Eating an egg a day isn’t bad for your health according to Bobby Hristova for CBC News Canada, 28 January 2020. Research team says small studies lacking diversity have fueled contradictory theories
A team of researchers from the Population Health Research Institute (PHRI) of McMaster University and Hamilton Health Sciences recently published a study in The American Journal of Clinical Nutrition which suggests eating one egg a day won’t hurt you. The group came to the conclusion after analyzing data from three long-term, multinational studies and looking for associations between eating eggs and mortality, cardiovascular disease and fats.
Mahshid Dehghan, one of the authors and a PHRI investigator, says, if people keep eating eggs at the rate they do now, they shouldn’t see any health problems pop up because of it. They found no correlation between eating one egg a day and an increase in the risk of cardiovascular disease, mortality or blood cholesterol, even if people have a history of cardiovascular disease or diabetes.
Why We Can’t Stop Eating Unhealthy Foods is a fabulous TedMed talk by UCSF health policy professor Laura Schmidt, PhD, 31 January 2020.
At no time in human history has our species been so bombarded by stuff designed to get us hooked. Companies compete on the very basis of creating evermore habit-forming products, and it’s no different with our food.
Food corporations hire scientists to engineer the most irresistible habit-forming foods. Sugar is currently their go-to ingredient. These guys have flipped the script on us. They are using the very brain-imaging technologies that we use to try to find cures for addiction, only they put people in the MRI machine and feed them Dorito chips to figure out ways to tweak the recipe to make it even more habit-forming than it already is. Here’s my question to you. When you live in a world that is surrounding you on a 24/7 basis with food products scientifically engineered to be habit-forming, do you really have freedom of choice?

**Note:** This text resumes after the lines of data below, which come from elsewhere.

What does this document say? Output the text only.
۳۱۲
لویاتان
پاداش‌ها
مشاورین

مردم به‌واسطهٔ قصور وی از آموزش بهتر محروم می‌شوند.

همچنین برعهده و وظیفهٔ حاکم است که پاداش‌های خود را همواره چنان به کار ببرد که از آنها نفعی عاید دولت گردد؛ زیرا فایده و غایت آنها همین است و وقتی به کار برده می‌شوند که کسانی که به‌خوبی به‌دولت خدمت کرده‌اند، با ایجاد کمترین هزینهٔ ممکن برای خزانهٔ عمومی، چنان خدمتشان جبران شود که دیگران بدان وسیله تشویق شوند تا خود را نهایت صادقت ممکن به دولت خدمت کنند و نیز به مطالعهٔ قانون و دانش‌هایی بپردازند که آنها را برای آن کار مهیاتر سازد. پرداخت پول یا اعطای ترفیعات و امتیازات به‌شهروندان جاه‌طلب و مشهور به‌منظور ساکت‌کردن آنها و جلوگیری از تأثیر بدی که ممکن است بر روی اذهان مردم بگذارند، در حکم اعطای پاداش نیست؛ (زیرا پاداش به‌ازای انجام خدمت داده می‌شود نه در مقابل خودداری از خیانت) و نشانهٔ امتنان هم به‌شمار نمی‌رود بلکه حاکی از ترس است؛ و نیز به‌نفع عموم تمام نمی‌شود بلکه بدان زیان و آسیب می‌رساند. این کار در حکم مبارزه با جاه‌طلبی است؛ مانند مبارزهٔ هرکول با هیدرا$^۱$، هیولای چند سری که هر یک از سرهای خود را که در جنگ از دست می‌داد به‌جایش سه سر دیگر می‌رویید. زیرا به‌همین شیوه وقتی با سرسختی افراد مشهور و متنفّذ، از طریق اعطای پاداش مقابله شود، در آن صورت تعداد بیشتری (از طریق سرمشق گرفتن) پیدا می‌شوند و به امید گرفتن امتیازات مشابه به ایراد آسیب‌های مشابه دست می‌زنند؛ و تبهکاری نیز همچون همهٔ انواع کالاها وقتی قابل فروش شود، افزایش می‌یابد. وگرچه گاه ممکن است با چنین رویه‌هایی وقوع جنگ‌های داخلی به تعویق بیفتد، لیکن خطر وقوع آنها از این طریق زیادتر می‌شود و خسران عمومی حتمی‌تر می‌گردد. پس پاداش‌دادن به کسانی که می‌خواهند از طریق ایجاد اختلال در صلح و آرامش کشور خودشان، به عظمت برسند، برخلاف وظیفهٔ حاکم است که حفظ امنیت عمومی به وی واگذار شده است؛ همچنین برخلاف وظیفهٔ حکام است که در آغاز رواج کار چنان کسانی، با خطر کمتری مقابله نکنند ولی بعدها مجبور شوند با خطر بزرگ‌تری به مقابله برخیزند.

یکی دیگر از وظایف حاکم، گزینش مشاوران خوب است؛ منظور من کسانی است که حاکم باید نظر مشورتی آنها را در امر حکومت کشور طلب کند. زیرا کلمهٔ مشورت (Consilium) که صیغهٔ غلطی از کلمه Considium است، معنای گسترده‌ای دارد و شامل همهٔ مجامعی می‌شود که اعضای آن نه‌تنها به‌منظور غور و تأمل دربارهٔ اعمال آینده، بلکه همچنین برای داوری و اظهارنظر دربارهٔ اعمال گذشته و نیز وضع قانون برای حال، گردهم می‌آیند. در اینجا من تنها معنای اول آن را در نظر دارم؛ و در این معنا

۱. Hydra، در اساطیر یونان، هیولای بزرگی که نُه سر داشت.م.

Read the transcript: Why We Can’t Stop Eating Unhealthy Foods
Eating honey is more complicated than you might think was published by Brian Kateman for FastCompany.com, 30 January 2020. Bees aren’t very well-treated while making honey, and honey bees can make our bee-extinction problem worse, not better.
Is it ethical to eat honey? Although large-scale honey production was long thought of as a symbiotic process that helps honeybees and humans alike, recent environmental studies, along with an increased understanding of declining bee populations, have shown that it’s the exact opposite: The industrial honey industry, far from being mutually beneficial, is immensely harmful to bees and humans alike.
Contrary to popular belief, cultivating honey for human consumption isn’t just a matter of letting bees “do what they do” and reaping the benefits. Although the creation of honey is a natural process, humans extract far more honey from bees than they would otherwise create naturally. As a result, bees can suffer during all stages of industrialized honey production.
Honey is created when bees suck the nectar out of a flower, regurgitate it, and process it with other bees back at the hive. In their natural states, they use this honey as a food source during winter. But on honey farms, beekeepers take that honey and replace it with a cheap sugar substitute—one that’s insufficient to meet honeybees’ nutritional needs. As a result, honeybees die of over-exhaustion attempting to reproduce the honey that they require; others die of starvation or malnutrition, while others develop weakened immune systems and contract diseases.
No matter the source, reducing or eliminating consumption of honey is still likely the best consumer strategy for alleviating the plight of bees. But that doesn’t necessarily mean you have to give up the sticky, sweet stuff: Some companies that sell vegan honey include Blenditup, Skinny Foods, Bee Free Honee, and D’vash Organics. Moreover, there are plenty of readily available honey substitutes: Agave nectar, rice syrup molasses, and maple syrup are all excellent food sweeteners that taste just as delicious as honey but come with none of the drawbacks.
KFC’s Beyond Meat chicken is a damn miracle as written by Mark Wilson for FastCompany.com, 29 January 2020.
KFC’s new Beyond Fried Chicken will be available in nearly 100 stores in Charlotte, North Carolina; Nashville; and surrounding areas from February 3 to February 23. Produced by Beyond Meat exclusively for KFC, if it sells and customers like it, a nationwide release will follow at an undisclosed date.
According to the writer, “It tastes like a doggone piece of chicken—and not just any piece of chicken, but a KFC piece of chicken with hints of those 11 herbs and spices. I fork and knife my way through the honey BBQ (perfectly too sweet, and the coating still crunchy), the buffalo (a touch vinegary for my taste but offering the uncanny aftertaste of chicken), and the Nashville (the deep pepper flavor has respectable heat that hits me a delightful 10 seconds later).”
The target customer isn’t just vegans or vegetarians, but flexitarians—people who might eat meat but would like to cut back on how much they consume.